Imagine you want to have a view that shows and validates a form and a formset. Let’s say you have a signup form where users can enter multiple email addresses. Django provides formsets for this usecase, but handling those in a view is usually quite troublesome. You need to validate both the form and the formset manually and you cannot use django’s generic FormView. So here comes django-superform into play.

Here we have an example for the usecase. Let’s have a look at the forms.py:

from django import forms
from django_superform import SuperModelForm, InlineFormSetField
from myapp.models import Account, Email


class EmailForm(forms.ModelForm):
    class Meta:
        model = Email
        fields = ('account', 'email',)


EmailFormSet = modelformset_factory(EmailForm)


class SignupForm(SuperModelForm):
    username = forms.CharField()
    # The model `Email` has a ForeignKey called `user` to `Account`.
    emails = InlineFormSetField(formset_class=EmailFormSet)

    class Meta:
        model = Account
        fields = ('username',)

So we assign the EmailFormSet as a field directly to the SignupForm. That’s where it belongs! Ok and how do I handle this composite form in the view? Have a look:

def post_form(request):
    if request.method == 'POST':
        form = PostForm(request.POST)
        if form.is_valid():
            account = form.save()
            return HttpResponseRedirect('/success/')
    else:
        form = PostForm()
    return render_to_response('post_form.html', {
        'form',
    }, context_instance=RequestContext(request))

No, we don’t do anything different as we would do without having the FormSet on the SignupForm. That way you are free to implement all the logic in the form it self where it belongs and use generic views like CreateView you would use them with simple forms.

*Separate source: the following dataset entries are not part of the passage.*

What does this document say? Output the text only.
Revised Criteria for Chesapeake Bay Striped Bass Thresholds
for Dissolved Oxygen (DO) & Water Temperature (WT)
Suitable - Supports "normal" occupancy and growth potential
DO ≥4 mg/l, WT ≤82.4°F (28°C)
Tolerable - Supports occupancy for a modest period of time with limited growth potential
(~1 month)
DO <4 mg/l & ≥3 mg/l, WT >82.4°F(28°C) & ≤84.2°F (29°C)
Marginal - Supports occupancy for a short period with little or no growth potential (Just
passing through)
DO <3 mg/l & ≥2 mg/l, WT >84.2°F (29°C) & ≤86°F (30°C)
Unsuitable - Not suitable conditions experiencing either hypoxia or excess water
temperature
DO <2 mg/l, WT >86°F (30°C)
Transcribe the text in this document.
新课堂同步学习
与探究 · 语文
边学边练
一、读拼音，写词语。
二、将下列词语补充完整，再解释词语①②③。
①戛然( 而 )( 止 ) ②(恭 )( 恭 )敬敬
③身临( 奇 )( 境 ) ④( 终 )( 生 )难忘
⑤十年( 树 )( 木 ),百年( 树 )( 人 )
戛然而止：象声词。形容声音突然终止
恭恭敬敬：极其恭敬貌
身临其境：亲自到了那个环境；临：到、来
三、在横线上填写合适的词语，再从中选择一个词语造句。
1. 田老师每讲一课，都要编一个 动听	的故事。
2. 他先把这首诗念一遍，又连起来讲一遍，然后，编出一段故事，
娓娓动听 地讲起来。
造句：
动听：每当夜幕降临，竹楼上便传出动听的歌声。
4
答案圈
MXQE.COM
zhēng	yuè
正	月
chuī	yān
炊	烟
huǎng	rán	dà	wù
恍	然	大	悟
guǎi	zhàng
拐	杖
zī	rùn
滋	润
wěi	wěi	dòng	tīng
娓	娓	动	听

Want an example for this?

from django.views.generic import CreateView
from myapp.models import Account
from myapp.forms import SignupForm


class SignupView(CreateView):
    model = Account
    form_class = SignupForm


urlpatterns = patterns('',
    url('^signup/$', SignupView.as_view()),
)

And it just works.

Documentation

Full documentation is available on Read The Docs: https://django-superform.readthedocs.org/


Developed by Gregor Müllegger in cooperation with Team23.

Changelog

0.3.1

  • SuperForm.composite_fields dict is not longer shared between form instances. Every new form instances get’s a deep copy. So changes to it won’t leak into other instances of the same form class.

0.3.0

  • #11: Fix CompositeBoundField to allow direct access to nested form fields via form['nested_form']['field'].
  • Support for Django’s Media handling in nested forms. See #3 and #5.
  • Do not populate errorlist representations without any errors of nested formsets into the errors of the super form. See #5 for details.

0.2.0

  • Django 1.8 support.
  • Initial values given to the __init__ method of the super-form will get passed through to the nested forms.
  • The empty_permitted argument for modelforms used in a ModelFormField is set depending on the required attribute given to the field.

0.1.0

  • Initial release with proof of concept.